July 03–The following editorial appeared in the (Uniontown) Herald-Standard. It does not necessarily reflect the opinion of The Tribune-Democrat.
Speaking about rebuilding the nation’s infrastructure last month in Cincinnati, President Trump pointed to a five-day shutdown on the Ohio River last year, which was caused by a hydraulic failure at a lock near Wellsville, Ohio, about 50 miles west of Pittsburgh.
“We simply cannot tolerate a five-day shutdown on a major thoroughfare for American coal, American oil and American steel,” said Trump.
He pointed to federal Department of Transportation figures showing that inland waterways support more than 270,000 jobs and $30.9 million in economic activity, and that the inland waterway system requires $8.7 billion in maintenance.
Trump added that a single towboat hauling a load of coal is the equivalent of 1,000 trucks hauling that same load on roadways.
“I am calling on all Democrats and Republicans to join together, if that’s possible, in the great rebuilding of America,” the president said.
“Countless American industries, businesses and jobs depend on rivers, runways, roads and rails that are in dire and even desperate condition.”
However, a week later, U.S. Sen. Robert Casey, D-Pennsylvania, criticized Trump, noting his budget contains no funding for crucial improvements to dams in Charleroi, Elizabeth and Braddock. The billion-dollar Lower Mon Project received $82 million in federal funding this year.

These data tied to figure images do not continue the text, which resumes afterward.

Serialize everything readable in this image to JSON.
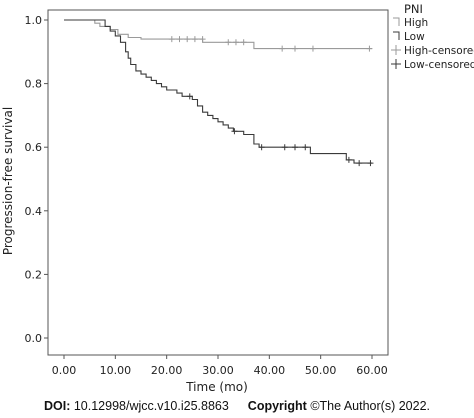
{
  "chart_data": {
    "type": "line",
    "subtype": "kaplan-meier",
    "xlabel": "Time (mo)",
    "ylabel": "Progression-free survival",
    "xlim": [
      0,
      60
    ],
    "ylim": [
      0,
      1.0
    ],
    "x_ticks": [
      "0.00",
      "10.00",
      "20.00",
      "30.00",
      "40.00",
      "50.00",
      "60.00"
    ],
    "y_ticks": [
      "0.0",
      "0.2",
      "0.4",
      "0.6",
      "0.8",
      "1.0"
    ],
    "grid": false,
    "legend_title": "PNI",
    "legend_position": "right",
    "legend": [
      "High",
      "Low",
      "High-censored",
      "Low-censored"
    ],
    "series": [
      {
        "name": "High",
        "color": "#9a9a9a",
        "steps": [
          [
            0,
            1.0
          ],
          [
            6,
            0.99
          ],
          [
            7,
            0.98
          ],
          [
            9,
            0.97
          ],
          [
            10.5,
            0.955
          ],
          [
            12.5,
            0.945
          ],
          [
            15,
            0.94
          ],
          [
            27,
            0.93
          ],
          [
            37,
            0.91
          ],
          [
            60,
            0.91
          ]
        ],
        "censored": [
          [
            21,
            0.94
          ],
          [
            22.5,
            0.94
          ],
          [
            24,
            0.94
          ],
          [
            25.5,
            0.94
          ],
          [
            27,
            0.94
          ],
          [
            32,
            0.93
          ],
          [
            33.5,
            0.93
          ],
          [
            35,
            0.93
          ],
          [
            42.5,
            0.91
          ],
          [
            45,
            0.91
          ],
          [
            48.5,
            0.91
          ],
          [
            59.5,
            0.91
          ]
        ]
      },
      {
        "name": "Low",
        "color": "#3a3a3a",
        "steps": [
          [
            0,
            1.0
          ],
          [
            8,
            0.98
          ],
          [
            9,
            0.965
          ],
          [
            10,
            0.95
          ],
          [
            11,
            0.93
          ],
          [
            12,
            0.9
          ],
          [
            12.5,
            0.88
          ],
          [
            13,
            0.86
          ],
          [
            14,
            0.84
          ],
          [
            15,
            0.83
          ],
          [
            16,
            0.82
          ],
          [
            17,
            0.81
          ],
          [
            18,
            0.8
          ],
          [
            19,
            0.79
          ],
          [
            20,
            0.78
          ],
          [
            22,
            0.77
          ],
          [
            23,
            0.76
          ],
          [
            25,
            0.75
          ],
          [
            26,
            0.73
          ],
          [
            27,
            0.71
          ],
          [
            28,
            0.7
          ],
          [
            29,
            0.69
          ],
          [
            30,
            0.68
          ],
          [
            31,
            0.67
          ],
          [
            32,
            0.66
          ],
          [
            33,
            0.65
          ],
          [
            35,
            0.64
          ],
          [
            37,
            0.61
          ],
          [
            38,
            0.6
          ],
          [
            48,
            0.58
          ],
          [
            55,
            0.56
          ],
          [
            56.5,
            0.55
          ],
          [
            60,
            0.55
          ]
        ],
        "censored": [
          [
            24.5,
            0.76
          ],
          [
            33.2,
            0.65
          ],
          [
            38.5,
            0.6
          ],
          [
            43,
            0.6
          ],
          [
            45,
            0.6
          ],
          [
            47,
            0.6
          ],
          [
            55.5,
            0.56
          ],
          [
            57.5,
            0.55
          ],
          [
            59.7,
            0.55
          ]
        ]
      }
    ]
  },
  "footer": {
    "doi_label": "DOI:",
    "doi_value": "10.12998/wjcc.v10.i25.8863",
    "copyright_label": "Copyright",
    "copyright_value": "©The Author(s) 2022."
  }
}
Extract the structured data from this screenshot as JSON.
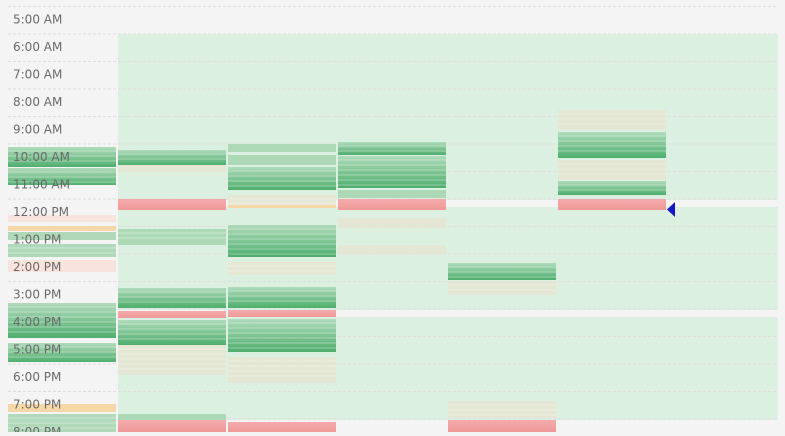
{
  "time_labels": [
    "5:00 AM",
    "6:00 AM",
    "7:00 AM",
    "8:00 AM",
    "9:00 AM",
    "10:00 AM",
    "11:00 AM",
    "12:00 PM",
    "1:00 PM",
    "2:00 PM",
    "3:00 PM",
    "4:00 PM",
    "5:00 PM",
    "6:00 PM",
    "7:00 PM",
    "8:00 PM"
  ]
}
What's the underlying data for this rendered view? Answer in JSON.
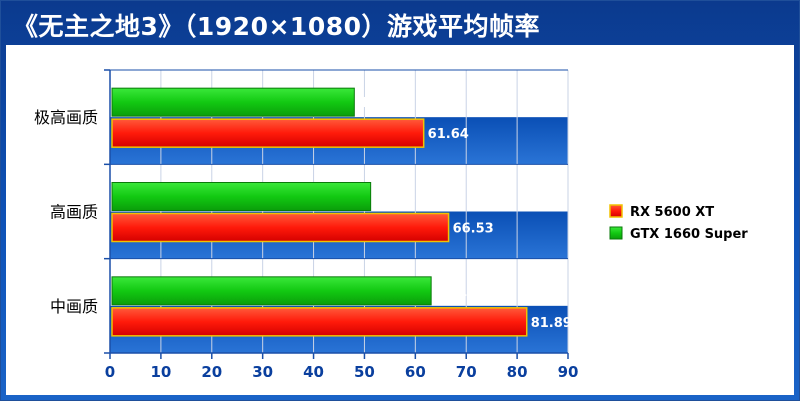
{
  "title": "《无主之地3》（1920×1080）游戏平均帧率",
  "chart_data": {
    "type": "bar",
    "orientation": "horizontal",
    "title": "《无主之地3》（1920×1080）游戏平均帧率",
    "xlabel": "",
    "ylabel": "",
    "categories": [
      "极高画质",
      "高画质",
      "中画质"
    ],
    "series": [
      {
        "name": "RX 5600 XT",
        "values": [
          61.64,
          66.53,
          81.89
        ],
        "color": "#ff2a1a"
      },
      {
        "name": "GTX 1660 Super",
        "values": [
          48.01,
          51.22,
          63.11
        ],
        "color": "#1fd41f"
      }
    ],
    "xlim": [
      0,
      90
    ],
    "xticks": [
      0,
      10,
      20,
      30,
      40,
      50,
      60,
      70,
      80,
      90
    ],
    "grid": true,
    "legend": "right"
  }
}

“We’re in danger of losing vital economic opportunity,” Casey said. “I’m going to fight with everything I have to prevent this ill-advised budget proposal.”
Casey said he is willing to work with the Trump administration if it is willing to make “serious investments to strengthening Pennsylvania’s infrastructure.”
He also discussed his plans to free up more than $100 million for lock and dam projects in the future while making reforms aimed at limiting cost overruns.
To be fair, Trump is not the first president to zero out funding for the Lower Mon Project, according to U.S. Rep. Tim Murphy, R-Upper St. Clair. He said President Barack Obama did likewise, but Congress later set aside money for the project.
“I’ve been battling for full locks and dams funding for over a decade,” Murphy said.
“We’ve made great strides, and I’m confident Congress will do the right thing and fund this project through to completion.”
Also vowing to support the project is U.S. Rep. Bill Shuster, R-Hollidaysburg, who represents 11 counties, including all of Fayette County and parts of Westmoreland, Washington and Greene counties.
“As Congress moves through the budget and appropriations process, I’ll continue to work with the administration in my capacity as chairman of the House Transportation Committee to highlight the importance of these lock-and-dam restoration projects to western Pennsylvania and our country’s waterways infrastructure,” Shuster said.
Trump’s lack of support for these vital regional waterway projects is disturbing, particularly since he won this area by such a wide margin last year when he campaigned on bringing manufacturing back to this region. Let’s hope that Shuster and Murphy will be able to pull the president to their side. Otherwise, there could be serious problems.
Jeff Hawk, a spokesman for the Army Corps of Engineers, told the Pittsburgh Post-Gazette that the risk of failure at a local dam and lock increases as the years go by.
He added that it could take two years to repair, with significant disruption to barge traffic.
In the end, that would certainly be worse than a five-day shutdown on the Ohio River.